BOSTON — Some Massachusetts lawmakers are pushing for a statewide ban on flavored tobacco and vape products.
On Tuesday, they were joined by local teenagers and young adults who say the flavored vaping products are being sold to the detriment of an entire generation's health.
"Mint. That was my go-to," said former Juul user Matt Murphy.
Now a rising junior at UMass Lowell, Murphy says he got hooked on vaping in high school.
"Kids love these flavors. They seem innocuous but then you get that nicotine kick, you're hooked," he said.
Murphy says it took him two years to kick the habit. And he's not alone.
"They are attracting children and young adults at alarming rates. Twenty percent of high school students, and we believe that's a conservative number, are vaping," said State Senator John Keenan.
Keenan and State Rep. Danielle Gregoire say that's why it's time for Mass. to ban these products.
"We know that for every adult that picks up an e-cigarette device, six youth are getting their hands on it," said Gregoire.
They say vaping products are targeting youth in marketing and packaging like big tobacco infamously did with 'Joe Camel' decades ago.
"It’s exactly the same marketing tactics that were used last time and we should know better because we fell for it last time and we’re not gonna let it happen again," said Gregoire.
"Youth are honestly pretty vulnerable to this kind of stuff. They see something and honestly, they want it," said Holbrook High School senior Rachel Cohan.
The most popular vape maker Juul says its products are helping adult smokers get off cigarettes:
"We do not and will never sell flavors which are clearly targeted to youth…we stopped the distribution of our non-tobacco/non-menthol-based flavored pods to all traditional retail stores last year."
But ban advocates say it's not enough and they are asking fellow lawmakers to take action this session.
“I never thought we’d be here, but here we are. And, someone has to fight this fight," said Gregoire.
The lawmakers pushing this ban say yes, there are restrictions in place, but they're not working.

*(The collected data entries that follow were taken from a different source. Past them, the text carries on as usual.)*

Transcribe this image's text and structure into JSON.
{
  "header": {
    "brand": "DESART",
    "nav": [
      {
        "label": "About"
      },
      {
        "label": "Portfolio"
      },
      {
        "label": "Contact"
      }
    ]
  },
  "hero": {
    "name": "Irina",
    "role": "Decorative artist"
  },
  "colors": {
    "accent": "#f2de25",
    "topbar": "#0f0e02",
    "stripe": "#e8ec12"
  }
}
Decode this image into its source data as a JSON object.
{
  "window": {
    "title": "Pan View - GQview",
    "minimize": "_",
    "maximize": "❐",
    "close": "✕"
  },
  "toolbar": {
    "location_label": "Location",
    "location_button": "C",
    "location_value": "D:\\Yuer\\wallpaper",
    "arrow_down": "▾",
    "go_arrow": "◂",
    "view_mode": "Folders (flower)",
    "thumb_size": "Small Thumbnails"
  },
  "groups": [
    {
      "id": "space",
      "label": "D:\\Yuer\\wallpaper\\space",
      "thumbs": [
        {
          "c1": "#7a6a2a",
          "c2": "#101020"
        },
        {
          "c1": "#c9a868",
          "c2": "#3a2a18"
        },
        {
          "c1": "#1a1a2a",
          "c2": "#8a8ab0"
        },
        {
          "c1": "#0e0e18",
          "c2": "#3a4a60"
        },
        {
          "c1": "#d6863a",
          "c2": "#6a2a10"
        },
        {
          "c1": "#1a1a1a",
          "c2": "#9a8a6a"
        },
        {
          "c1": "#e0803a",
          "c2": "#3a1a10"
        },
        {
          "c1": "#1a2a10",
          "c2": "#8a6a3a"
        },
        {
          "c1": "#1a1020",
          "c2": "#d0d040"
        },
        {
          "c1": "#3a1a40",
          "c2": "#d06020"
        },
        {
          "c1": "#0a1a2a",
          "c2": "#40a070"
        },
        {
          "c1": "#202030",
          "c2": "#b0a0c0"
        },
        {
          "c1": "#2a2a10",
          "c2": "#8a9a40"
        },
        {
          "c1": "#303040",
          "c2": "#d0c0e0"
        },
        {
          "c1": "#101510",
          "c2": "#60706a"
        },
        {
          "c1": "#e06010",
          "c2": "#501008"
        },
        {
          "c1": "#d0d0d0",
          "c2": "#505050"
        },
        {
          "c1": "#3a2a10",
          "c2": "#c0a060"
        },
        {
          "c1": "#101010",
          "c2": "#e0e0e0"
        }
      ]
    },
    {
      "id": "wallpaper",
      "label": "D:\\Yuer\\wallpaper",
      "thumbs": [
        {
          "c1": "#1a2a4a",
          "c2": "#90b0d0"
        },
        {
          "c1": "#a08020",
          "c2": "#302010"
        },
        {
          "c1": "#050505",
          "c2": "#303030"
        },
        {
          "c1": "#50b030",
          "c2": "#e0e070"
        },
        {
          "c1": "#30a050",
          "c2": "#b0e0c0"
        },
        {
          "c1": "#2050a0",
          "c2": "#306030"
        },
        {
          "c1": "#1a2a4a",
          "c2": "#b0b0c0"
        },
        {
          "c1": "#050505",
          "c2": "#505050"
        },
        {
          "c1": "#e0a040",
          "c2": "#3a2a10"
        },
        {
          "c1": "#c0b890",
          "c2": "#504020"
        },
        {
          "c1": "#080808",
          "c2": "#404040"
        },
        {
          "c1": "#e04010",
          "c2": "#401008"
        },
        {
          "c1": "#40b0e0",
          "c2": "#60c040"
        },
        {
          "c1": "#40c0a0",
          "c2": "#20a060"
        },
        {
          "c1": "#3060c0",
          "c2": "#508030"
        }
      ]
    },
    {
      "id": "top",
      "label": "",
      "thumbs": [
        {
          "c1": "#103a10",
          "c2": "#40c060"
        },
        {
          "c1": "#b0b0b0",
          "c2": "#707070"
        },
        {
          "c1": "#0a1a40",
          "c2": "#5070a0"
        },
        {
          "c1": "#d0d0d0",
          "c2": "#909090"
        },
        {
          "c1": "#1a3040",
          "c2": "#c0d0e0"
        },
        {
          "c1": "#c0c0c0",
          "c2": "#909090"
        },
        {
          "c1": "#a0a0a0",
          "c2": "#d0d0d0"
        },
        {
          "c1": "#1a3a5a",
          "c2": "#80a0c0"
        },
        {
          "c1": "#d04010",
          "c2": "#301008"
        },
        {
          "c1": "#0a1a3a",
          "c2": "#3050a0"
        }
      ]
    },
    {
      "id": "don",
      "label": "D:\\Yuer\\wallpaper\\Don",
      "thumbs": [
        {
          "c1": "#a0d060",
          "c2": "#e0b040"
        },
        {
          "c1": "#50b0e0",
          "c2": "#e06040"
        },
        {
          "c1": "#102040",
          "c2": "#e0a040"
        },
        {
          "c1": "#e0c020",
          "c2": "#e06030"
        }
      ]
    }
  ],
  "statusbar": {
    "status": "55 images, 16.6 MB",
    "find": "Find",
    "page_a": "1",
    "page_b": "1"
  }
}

If successful, Massachusetts would be the first state to pass this type of ban on flavored tobacco and vaping products.
Local shop owners say this legislation really won't fix anything. They say it doesn't address the issue of online sales. Some small business owners were also at the State House Tuesday saying a ban on flavored products won't keep kids from buying them online. They argue their stores are doing the right thing, checking IDs, but feel online sellers are falling short and this ban would give them an upper-hand.
"What we are saying, instead of going after the middle person, go after the online retailers first. Fix that big problem first. And then we can work on solving something after that," said Bridgewater shop owner Jenish Patel.
Retailer Juul says it uses strong third-party age verification to ensure online buyers are at least 21 years old.